A second letter reads:

“Honored Sir, Commercial Counsellor:

I beg you to send by return mail to the address given below 1000 marks, and deduct this amount from my account. I have been in Russia. Well, things are moving now. Thank God, we have reached the point we have. Write me please more in detail about my property and estate and give me your very valuable advice.

With best regards to your esteemed wife, I remain

Sincerely and respectfully yours,

Otto S., at present courier, otherwise, land-owner.”

As for this Commercial-Counsellor P., P.’s son stated that his father had been dead for three years and a half.
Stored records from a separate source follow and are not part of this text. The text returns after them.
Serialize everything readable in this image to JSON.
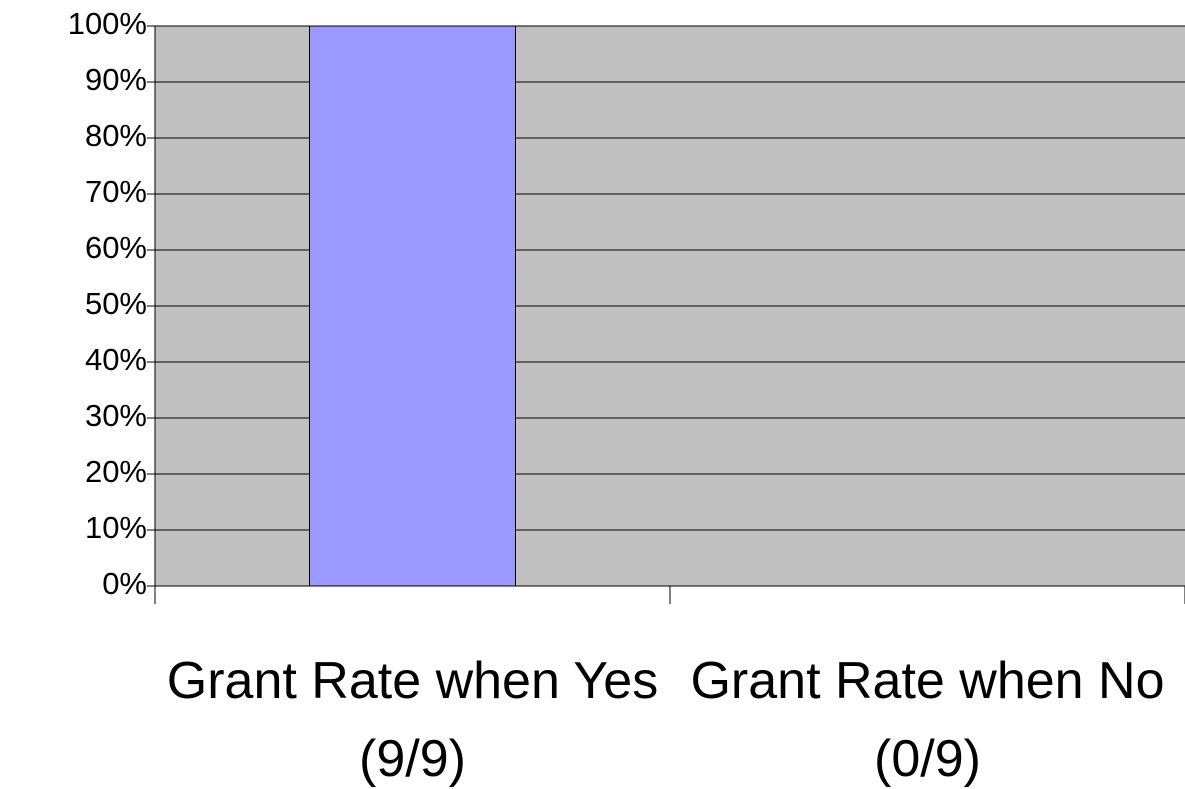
{
  "chart_data": {
    "type": "bar",
    "categories": [
      "Grant Rate when Yes (9/9)",
      "Grant Rate when No (0/9)"
    ],
    "values": [
      100,
      0
    ],
    "color": "#9999ff",
    "plot_background": "#c0c0c0",
    "ylim": [
      0,
      100
    ],
    "yticks": [
      {
        "value": 0,
        "label": "0%"
      },
      {
        "value": 10,
        "label": "10%"
      },
      {
        "value": 20,
        "label": "20%"
      },
      {
        "value": 30,
        "label": "30%"
      },
      {
        "value": 40,
        "label": "40%"
      },
      {
        "value": 50,
        "label": "50%"
      },
      {
        "value": 60,
        "label": "60%"
      },
      {
        "value": 70,
        "label": "70%"
      },
      {
        "value": 80,
        "label": "80%"
      },
      {
        "value": 90,
        "label": "90%"
      },
      {
        "value": 100,
        "label": "100%"
      }
    ],
    "grid": true
  }
}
S. gave himself out in T—— as a land-owner, falsifying his name, asking for beer to the amount of a mark a day, borrowing from his landlady ten marks, paying nothing, but remaining on friendly terms with the landlady and her women lodgers, making a contract with a superintendent ostensibly for his estate, and borrowing money from him.

Observed in the clinic, he said he was a bank representative and had been very nervous since being divorced in 1911. The divorce was due to his wife’s adultery. Sometimes he would not know really what he was doing, once even tried to shoot himself, and again once threw a burning lamp into his wife’s face without knowing it.

He had gone to the City of T—— without furlough in October because others used to, too. Only five days later had he noticed that his troop was no longer there; and upon inquiring about the troop he could find nothing as to its whereabouts.

He had been a heavy drinker and was always somewhat intoxicated, which, according to the patient, made him forget everything. He had drunk 20 glasses of beer and liquor daily. He wrote to P. because he knew his father.

As for the frauds, he said he knew nothing about them. He did not know even the baker from whom he had gotten the cakes. In fact, he had been drunk the whole day long.

He said that he had learned badly in school and had not passed any examinations. In active service he had already been convicted of drunkenness once. Referring to his treatment by injections, he said he would rather be dead. He had only sought diversion in looking over estates. Both his ability to reckon and his memory had suffered greatly. He and another patient eloped from the clinic one day but were captured a few hours later.

Remarks: Details are lacking as to the physical and laboratory side of this case. On the whole, there appeared to be no convincing features of paresis or cerebrospinal syphilis. The phenomena are very possibly in part alcoholic. There appeared to be no sensory disorders, and in particular no hallucinations. The intellectual disorder is chiefly amnestic. There is little or no evidence of emotional abnormality. The curious conduct seems hardly to indicate a primary disorder of will. The main feature psychologically appears to be amnesia coupled with an inability to reckon. To be sure, the letters are written externally in sufficiently good form; the amnesia does not appear to extend to details. It is a question of whether the disorientation which one suspects is not merely amnestic. On the whole, however, it would appear that there must have been at various times disorder of consciousness, as indeed is indicated by the patient’s own account of his ignorance of the cake-roebuck episode.

Dismissing the hypothesis of a syphilitic dementia, we might cling to that of alcoholic dementia more or less punctuated by acute alcoholism. Yet it is also possible that the patient was actually somewhat feeble-minded; this would be consistent with his own statement. The question might arise whether this soldier could have been excluded by careful psychiatric examination before entering service. It would seem that a knowledge of the insanity of the mother and grandmother, and an inspection of school records, if available—to say nothing of the episodes which may or may not have been accurately related, between himself and his afterwards divorced wife—would have sufficed to throw doubt upon the military effectiveness of this man. We know also that he had already been convicted of drunkenness on military service before the episodes mentioned.